Dallas Bar Association

Going Global: Strategic Considerations for International Expansion

by Ann Hurwitz

Even before the Great Recession, many U.S. companies facing a saturated domestic market sought to sustain their growth by expanding internationally. That trend has increased during the last two years with the decrease in U.S. consumer spending and limited access to capital for domestic expansion resulting from the Great Recession.

Growing markets in China, India, the Middle East and Southeast Asia, among others, have enticed U.S. companies—and particularly U.S. franchise companies—to “go global. “When undertaking international expansion, franchise companies may be tempted to focus primarily on the franchise-specific regulation that has been enacted in numerous jurisdictions outside the U.S. in the last several years.

Roughly 18 countries outside the U.S. now have some form of franchise-specific regulation. Where they exist, these laws may require franchisors to register the franchise, conduct market studies, prepare country-specific disclosure documents that differ from the U.S. form of disclosure, wait for significant “cooling off” periods before signing the franchise agreement or taking a fee, and/or include certain mandatory provisions in, or omit certain prohibited provisions from, the franchise agreement.

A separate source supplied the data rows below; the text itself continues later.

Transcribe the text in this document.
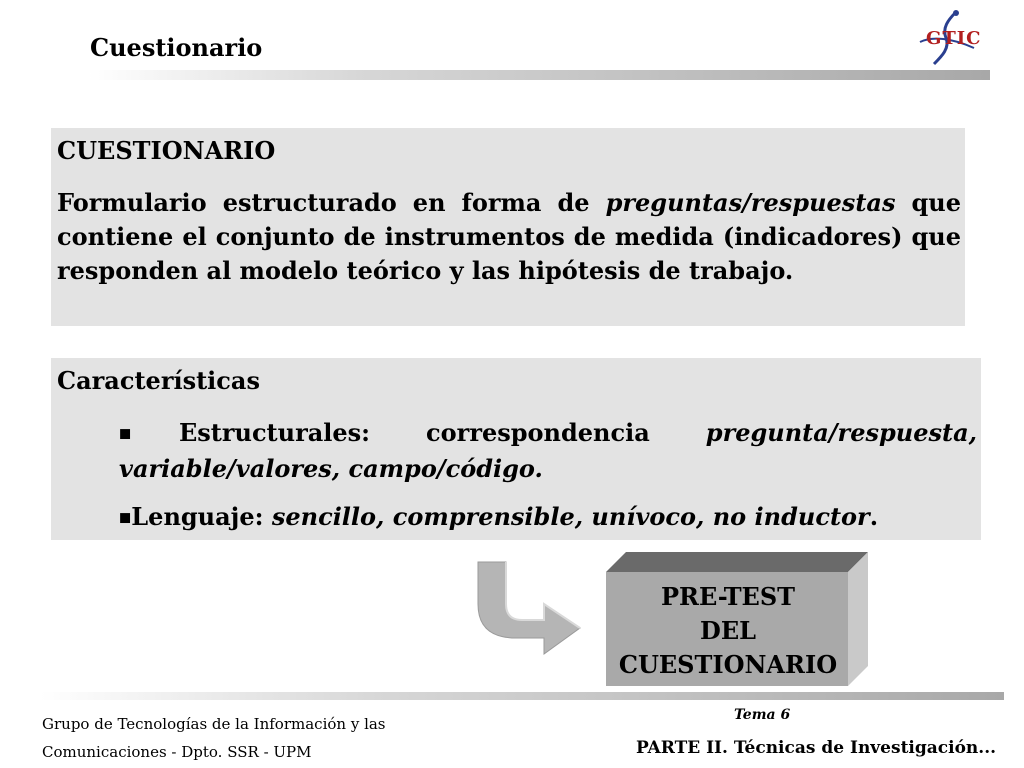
Cuestionario	GTIC
CUESTIONARIO
Formulario estructurado en forma de preguntas/respuestas que contiene el conjunto de instrumentos de medida (indicadores) que responden al modelo teórico y las hipótesis de trabajo.
Características
■Estructurales: correspondencia pregunta/respuesta, variable/valores, campo/código.
■Lenguaje: sencillo, comprensible, unívoco, no inductor.
PRE-TEST
DEL
CUESTIONARIO
Grupo de Tecnologías de la Información y las
Comunicaciones - Dpto. SSR - UPM
Tema 6
PARTE II. Técnicas de Investigación...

Compliance with these laws is an extremely important consideration, but not the only consideration, when expanding internationally. In addition to the franchise-specific laws, a number of other key issues must be addressed for a successful international launch.

A critical first step is ensuring that the company’s principal trademarks are available for use in the countries targeted for expansion. Trademark regimes differ. A country may be a “first to use” jurisdiction (like the U.S.), where trademark rights are established through use of a mark, or a “first to file” jurisdiction (like China), where use is not required in order to file for registration. Trademark “piracy” in first to file countries, where others may register a company’s mark and hold it hostage in exchange for payment, is not uncommon. To preserve expansion opportunities an international trademark strategy should be developed early, using available international protocols to reduce costs and administrative burdens.

Understanding how the company’s brand “translates” locally is also critically important. In order to succeed outside the U.S., it may be necessary to adapt the company’s trademark and other characteristics of its brand to the local language and local tastes. A company’s initial due diligence is an important step in that process, but a full understanding of how best to adapt the brand to local tastes may come only after identifying the right local partner to act as the in-country master franchisee or developer.

The ideal master franchisee/developer will have an in-depth understanding of the local market, as well as the capital, infrastructure and expertise to develop the U.S. company’s brand in the target country. Each side should carefully conduct all appropriate business and legal due diligence to ensure the maximum opportunity for success.

Once a local partner has been selected, the parties’ negotiations must cover a variety of issues. On the business side, the parties must consider, among other things, the level of support to be provided by the U.S. franchisor, the development schedule to be undertaken by the master franchisee/developer, the establishment and operation of the supply chain, and of course, what fees are appropriate given the parties’ respective contributions. Among the most difficult issues are those relating to the unwinding of the relationship following expiration of the agreements or an event of default resulting in termination.

Critical legal points to be addressed include currency exchange issues, possible governmental restrictions on payments, and applicable withholding taxes (including possible structures to reduce the level of withholding). Dispute resolution mechanisms may need to be modified; often, companies that rely on the U.S. courts to resolve domestic disputes look to recognized arbitral procedures for international disputes. Applicable competition laws may require reassessment and modification of territorial provisions.

Knowledgeable local counsel can provide invaluable assistance on these and other country-specific issues, including whether local agency laws will require compensation to a terminated franchisee, the enforceability of post-term covenants, industry-specific regulations and, of course, compliance with franchise-specific laws.

International expansion of a U.S. franchisor’s brand can contribute significantly to the brand’s growth. But that contribution does not come without careful initial planning.